Is it another Spanish warship, or is it the looked-for Cuban cruiser, the doughty Pearl of the Antilles?
CHAPTER XXXIII.
AN AFFRONT AND AN APOLOGY.
The Semiramis rests stationary upon the surface of the water, but there are scenes of activity in the engine-room. The columns of smoke from her stacks grow into thick black volumes, and the roar of escaping steam drowns ordinary conversation.
On deck, officers, passengers and crew are watching the rapidly growing spot upon the horizon. That the approaching vessel is steaming very fast is apparent. Her upper works are visible as Capt. Beals signals for the Semiramis to steam ahead at full speed. The course of the latter is laid to pass the stranger a mile or two to windward, if she does not change her present course.

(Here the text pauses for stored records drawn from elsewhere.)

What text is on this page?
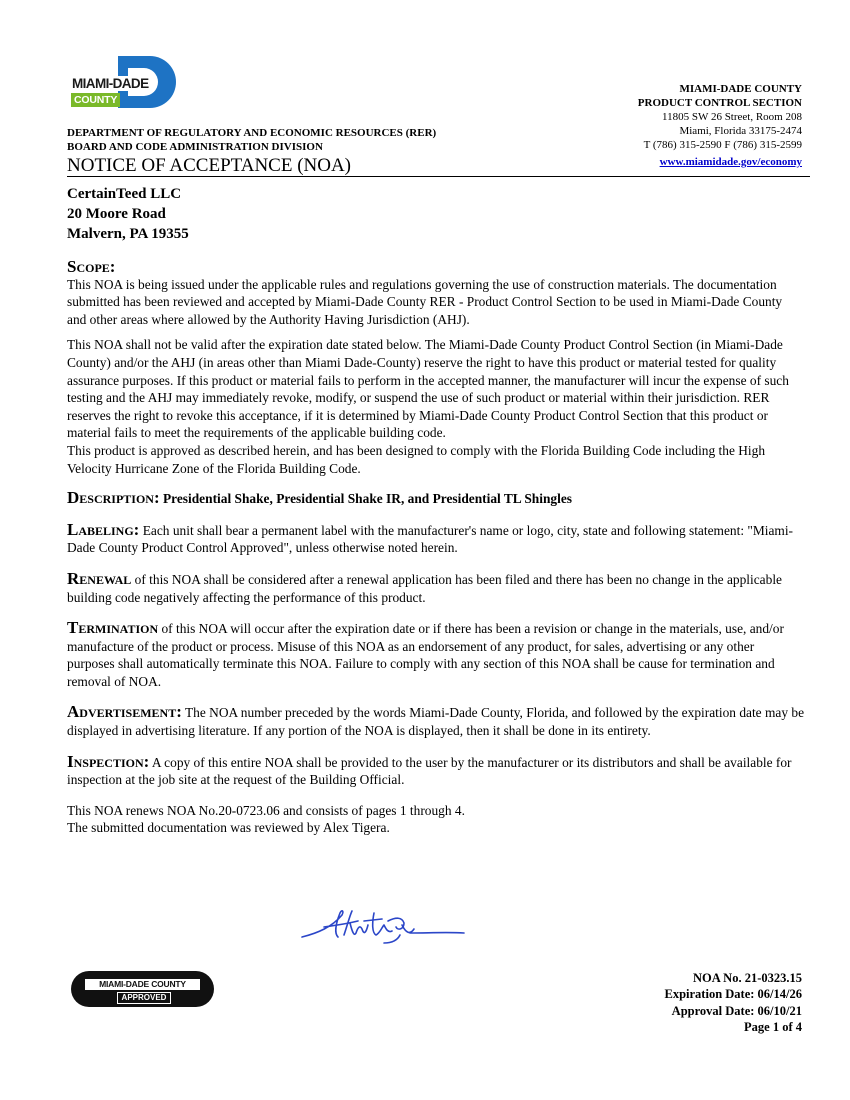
MIAMI-DADE
COUNTY
DEPARTMENT OF REGULATORY AND ECONOMIC RESOURCES (RER)
BOARD AND CODE ADMINISTRATION DIVISION
NOTICE OF ACCEPTANCE (NOA)
MIAMI-DADE COUNTY
PRODUCT CONTROL SECTION
11805 SW 26 Street, Room 208
Miami, Florida 33175-2474
T (786) 315-2590 F (786) 315-2599
www.miamidade.gov/economy
CertainTeed LLC
20 Moore Road
Malvern, PA 19355

Scope:

This NOA is being issued under the applicable rules and regulations governing the use of construction materials. The documentation submitted has been reviewed and accepted by Miami-Dade County RER - Product Control Section to be used in Miami-Dade County and other areas where allowed by the Authority Having Jurisdiction (AHJ).

This NOA shall not be valid after the expiration date stated below. The Miami-Dade County Product Control Section (in Miami-Dade County) and/or the AHJ (in areas other than Miami Dade-County) reserve the right to have this product or material tested for quality assurance purposes. If this product or material fails to perform in the accepted manner, the manufacturer will incur the expense of such testing and the AHJ may immediately revoke, modify, or suspend the use of such product or material within their jurisdiction. RER reserves the right to revoke this acceptance, if it is determined by Miami-Dade County Product Control Section that this product or material fails to meet the requirements of the applicable building code.

This product is approved as described herein, and has been designed to comply with the Florida Building Code including the High Velocity Hurricane Zone of the Florida Building Code.

Description: Presidential Shake, Presidential Shake IR, and Presidential TL Shingles

Labeling: Each unit shall bear a permanent label with the manufacturer's name or logo, city, state and following statement: "Miami-Dade County Product Control Approved", unless otherwise noted herein.

Renewal of this NOA shall be considered after a renewal application has been filed and there has been no change in the applicable building code negatively affecting the performance of this product.

Termination of this NOA will occur after the expiration date or if there has been a revision or change in the materials, use, and/or manufacture of the product or process. Misuse of this NOA as an endorsement of any product, for sales, advertising or any other purposes shall automatically terminate this NOA. Failure to comply with any section of this NOA shall be cause for termination and removal of NOA.

Advertisement: The NOA number preceded by the words Miami-Dade County, Florida, and followed by the expiration date may be displayed in advertising literature. If any portion of the NOA is displayed, then it shall be done in its entirety.

Inspection: A copy of this entire NOA shall be provided to the user by the manufacturer or its distributors and shall be available for inspection at the job site at the request of the Building Official.

This NOA renews NOA No.20-0723.06 and consists of pages 1 through 4.

The submitted documentation was reviewed by Alex Tigera.

MIAMI-DADE COUNTY
APPROVED
NOA No. 21-0323.15
Expiration Date: 06/14/26
Approval Date: 06/10/21
Page 1 of 4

Don Manada has possessed himself of the captain’s glasses and is earnestly scanning the distant steamer. Suddenly, in a very paroxyism of joy he embraces the owner of the yacht.

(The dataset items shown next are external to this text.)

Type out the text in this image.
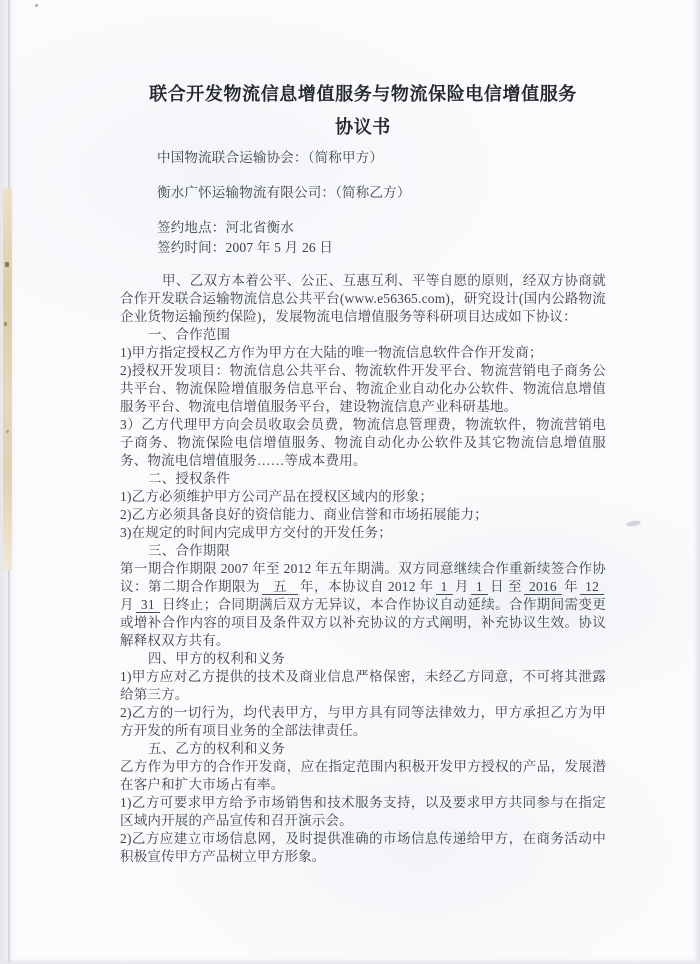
联合开发物流信息增值服务与物流保险电信增值服务

协议书

中国物流联合运输协会：（简称甲方）

衡水广怀运输物流有限公司：（简称乙方）

签约地点：河北省衡水

签约时间：2007 年 5 月 26 日

甲、乙双方本着公平、公正、互惠互利、平等自愿的原则，经双方协商就合作开发联合运输物流信息公共平台(www.e56365.com)，研究设计(国内公路物流企业货物运输预约保险)，发展物流电信增值服务等科研项目达成如下协议：

一、合作范围

1)甲方指定授权乙方作为甲方在大陆的唯一物流信息软件合作开发商；

2)授权开发项目：物流信息公共平台、物流软件开发平台、物流营销电子商务公共平台、物流保险增值服务信息平台、物流企业自动化办公软件、物流信息增值服务平台、物流电信增值服务平台，建设物流信息产业科研基地。

3）乙方代理甲方向会员收取会员费，物流信息管理费，物流软件，物流营销电子商务、物流保险电信增值服务、物流自动化办公软件及其它物流信息增值服务、物流电信增值服务……等成本费用。

二、授权条件

1)乙方必须维护甲方公司产品在授权区域内的形象；

2)乙方必须具备良好的资信能力、商业信誉和市场拓展能力；

3)在规定的时间内完成甲方交付的开发任务；

三、合作期限

第一期合作期限 2007 年至 2012 年五年期满。双方同意继续合作重新续签合作协议：第二期合作期限为 五 年，本协议自 2012 年 1 月 1 日 至 2016 年 12月 31 日终止；合同期满后双方无异议，本合作协议自动延续。合作期间需变更或增补合作内容的项目及条件双方以补充协议的方式阐明，补充协议生效。协议解释权双方共有。

四、甲方的权利和义务

1)甲方应对乙方提供的技术及商业信息严格保密，未经乙方同意，不可将其泄露给第三方。

2)乙方的一切行为，均代表甲方，与甲方具有同等法律效力，甲方承担乙方为甲方开发的所有项目业务的全部法律责任。

五、乙方的权利和义务

乙方作为甲方的合作开发商，应在指定范围内积极开发甲方授权的产品，发展潜在客户和扩大市场占有率。

1)乙方可要求甲方给予市场销售和技术服务支持，以及要求甲方共同参与在指定区域内开展的产品宣传和召开演示会。

2)乙方应建立市场信息网，及时提供准确的市场信息传递给甲方，在商务活动中积极宣传甲方产品树立甲方形象。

“It is the Pearl!” he cries; “the Pearl of the Antilles! Santisima! Now will you display the flag of Cuba Libre?” The English language fails to express the sentiments of the Cuban patriot at this juncture, and he launches a flood of Castilian that bewilders Van Zandt.
At a nod from the latter, however, Capt. Beals causes the fateful emblem of Cuba to be run up to the masthead. The silken banner is barely unfurled by the wind ere there are signs of excitement on board the strange steamship. A duplicate of the Semiramis’ ensign is displayed, and then the course of the vessel is changed and she steams rapidly toward the yacht. Don Manada is not mistaken. The steamship is the famous Pearl of the Antilles.
The Semiramis has slowed down her engines, and awaits the approach of the insurgent cruiser. As the latter nears the yacht the resemblance of the two steamships becomes more striking. The Pearl is almost precisely the length of the Semiramis, and like her is rigged with two masts. Her two smokestacks are set at the same angle as those of the yacht and like the latter she is equipped with twin propellers. On deck, however, there is a decided difference. The engines of the Pearl are protected by heavy plates of steel, while on her forward deck a sort of turret has been improvised, within which, the people on the Semiramis can readily guess, is the famous “Yankee gun,” the dynamite cannon whose well-aimed projectile sent the Spanish Mercedes to the bottom.